What do you think? Does that reflect the average person at these income levels? Who would you rather be?
Esther says
Wow! The result of these interviews are rather alarming. I can’t iamagine earning $1,000,000 a year and being cash poor plus hoping to work forever. Then another spend $2,000 per month on food – that is my salary. Something is definitely wrong somewhere.
Pauline says
I guess when you make so much you don’t question your spending, and $2,000 on groceries seems normal. You just throw food, etc. but you don’t HAVE to save on food. Then as a result you’re broke on six figures!
Stockbeard says
Yep, interesting how none of them seems to have their finances in order. The 1M and 350K ones are of course the most nerve racking. With that kind of salary my family would be FI by the end of the year. (granted, we’re very close to FI, but still).
Imagine making 1M a year. Remove 30% for taxes, and you still have $700’000. One could literally work 1 year and retire. Add one more year if they have kids.
Pauline says
That is crazy! I can’t even imagine how I could inflate my lifestyle to become paycheck to paycheck on 1M a year.
ESI says
Yikes! None of them seem to be doing well.
I’d rather have the high income, of course, invest it wisely, and retire in 3-5 years. 🙂
Pauline says
Looks like a lot of high income earners are unprepared to manage finances and end up broke having to finance cars and stuff. Depressing indeed.
Eric Bowlin says
People with less money always think that earning more money will solve their problems.
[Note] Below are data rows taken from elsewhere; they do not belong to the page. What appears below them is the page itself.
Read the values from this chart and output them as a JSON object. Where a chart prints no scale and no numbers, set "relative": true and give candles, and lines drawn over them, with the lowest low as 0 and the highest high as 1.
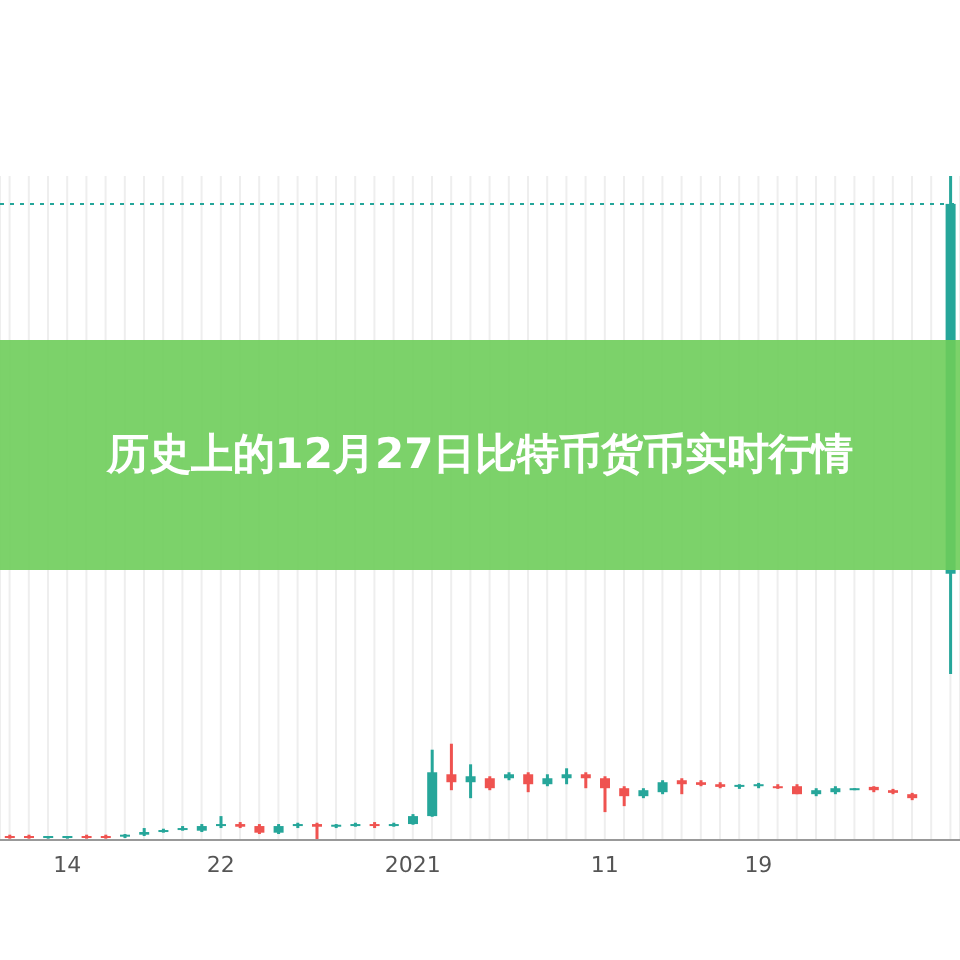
{
  "chart_data": {
    "type": "candlestick",
    "title": "历史上的12月27日比特币货币实时行情",
    "relative": true,
    "grid": "x",
    "categories": [
      null,
      null,
      null,
      "14",
      null,
      null,
      null,
      null,
      null,
      null,
      null,
      "22",
      null,
      null,
      null,
      null,
      null,
      null,
      null,
      null,
      null,
      "2021",
      null,
      null,
      null,
      null,
      null,
      null,
      null,
      null,
      null,
      "11",
      null,
      null,
      null,
      null,
      null,
      null,
      null,
      "19",
      null,
      null,
      null,
      null,
      null,
      null,
      null,
      null,
      null,
      null
    ],
    "ohlc": [
      [
        0.006,
        0.008,
        0.002,
        0.003
      ],
      [
        0.006,
        0.008,
        0.002,
        0.003
      ],
      [
        0.003,
        0.006,
        0.002,
        0.006
      ],
      [
        0.003,
        0.006,
        0.002,
        0.006
      ],
      [
        0.006,
        0.008,
        0.002,
        0.003
      ],
      [
        0.006,
        0.008,
        0.002,
        0.003
      ],
      [
        0.005,
        0.009,
        0.003,
        0.008
      ],
      [
        0.008,
        0.018,
        0.006,
        0.012
      ],
      [
        0.012,
        0.017,
        0.011,
        0.015
      ],
      [
        0.015,
        0.021,
        0.014,
        0.018
      ],
      [
        0.014,
        0.024,
        0.012,
        0.021
      ],
      [
        0.021,
        0.036,
        0.018,
        0.024
      ],
      [
        0.024,
        0.027,
        0.018,
        0.02
      ],
      [
        0.021,
        0.024,
        0.009,
        0.011
      ],
      [
        0.011,
        0.024,
        0.009,
        0.021
      ],
      [
        0.021,
        0.026,
        0.018,
        0.024
      ],
      [
        0.024,
        0.026,
        0,
        0.02
      ],
      [
        0.02,
        0.024,
        0.018,
        0.023
      ],
      [
        0.023,
        0.026,
        0.02,
        0.024
      ],
      [
        0.024,
        0.027,
        0.018,
        0.021
      ],
      [
        0.021,
        0.026,
        0.02,
        0.024
      ],
      [
        0.024,
        0.039,
        0.023,
        0.036
      ],
      [
        0.036,
        0.136,
        0.035,
        0.102
      ],
      [
        0.099,
        0.145,
        0.075,
        0.087
      ],
      [
        0.087,
        0.114,
        0.063,
        0.096
      ],
      [
        0.093,
        0.096,
        0.075,
        0.078
      ],
      [
        0.093,
        0.102,
        0.09,
        0.099
      ],
      [
        0.099,
        0.102,
        0.072,
        0.084
      ],
      [
        0.084,
        0.099,
        0.081,
        0.093
      ],
      [
        0.093,
        0.108,
        0.084,
        0.099
      ],
      [
        0.099,
        0.102,
        0.078,
        0.093
      ],
      [
        0.093,
        0.096,
        0.042,
        0.078
      ],
      [
        0.078,
        0.081,
        0.051,
        0.066
      ],
      [
        0.066,
        0.078,
        0.063,
        0.075
      ],
      [
        0.072,
        0.09,
        0.069,
        0.087
      ],
      [
        0.09,
        0.093,
        0.069,
        0.084
      ],
      [
        0.087,
        0.09,
        0.081,
        0.083
      ],
      [
        0.084,
        0.087,
        0.078,
        0.08
      ],
      [
        0.08,
        0.084,
        0.077,
        0.083
      ],
      [
        0.081,
        0.086,
        0.078,
        0.084
      ],
      [
        0.081,
        0.084,
        0.077,
        0.078
      ],
      [
        0.081,
        0.084,
        0.069,
        0.069
      ],
      [
        0.069,
        0.078,
        0.066,
        0.075
      ],
      [
        0.072,
        0.081,
        0.069,
        0.078
      ],
      [
        0.077,
        0.078,
        0.075,
        0.078
      ],
      [
        0.08,
        0.081,
        0.072,
        0.075
      ],
      [
        0.075,
        0.077,
        0.069,
        0.071
      ],
      [
        0.069,
        0.071,
        0.06,
        0.063
      ],
      null,
      [
        0.401,
        1,
        0.25,
        0.958
      ]
    ],
    "colors": [
      "#ef5350",
      "#ef5350",
      "#26a69a",
      "#26a69a",
      "#ef5350",
      "#ef5350",
      "#26a69a",
      "#26a69a",
      "#26a69a",
      "#26a69a",
      "#26a69a",
      "#26a69a",
      "#ef5350",
      "#ef5350",
      "#26a69a",
      "#26a69a",
      "#ef5350",
      "#26a69a",
      "#26a69a",
      "#ef5350",
      "#26a69a",
      "#26a69a",
      "#26a69a",
      "#ef5350",
      "#26a69a",
      "#ef5350",
      "#26a69a",
      "#ef5350",
      "#26a69a",
      "#26a69a",
      "#ef5350",
      "#ef5350",
      "#ef5350",
      "#26a69a",
      "#26a69a",
      "#ef5350",
      "#ef5350",
      "#ef5350",
      "#26a69a",
      "#26a69a",
      "#ef5350",
      "#ef5350",
      "#26a69a",
      "#26a69a",
      "#26a69a",
      "#ef5350",
      "#ef5350",
      "#ef5350",
      "#26a69a",
      "#26a69a"
    ],
    "ref_lines": [
      {
        "axis": "y",
        "value": 0.958,
        "color": "#26a69a",
        "line_style": "dotted"
      }
    ]
  }
}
The reality is not the paycheck, it’s your HABITS.
Rich people just drink more expensive wine to drink when they are worrying about affording their mortgage that is 10x the amount of the poorer person.
Pauline says
That and “because I earn more I deserve more” that can make you end up worse off in the end
Eric Bowlin says
That’s a great way to summarize it. I never thought about it in those words.
It’s like when an alcoholic quit for the first few days…They often say “I’ve been good, I earned a drink.” Spending is like an addiction in many ways.
Pauline says
It is. Or an ingrained habit that you don’t question. That’s what you’ve always done so that’s what you do. Like overeating and being overweight. You don’t challenge it.
Dividend Diplomats says
RFI,
My stomach hurts reading this! The one person I’d love to help structure would be the $650/week individual who is moving at the end of the month. Why? Because she’s cut out material items from her life, lived in a very low rent range and appears to at least “know” what she can/cannot spend (outside of cable vs netflix and laundry). I feel like she would get the most satisfaction from someone who could advise her on what to do. Bah…
-Lanny
Pauline says
she sure would. However I have found people often want advice but rarely apply it. And on a low budget it is easy to overspend “because you had a hard week” and if you take that out then only the hard life is left..
Cash Lab says
Incredible, the only difference between them is the amount of money they make! There is a common misconception that the more money you make the smarter with money you must be. Definitely not the case.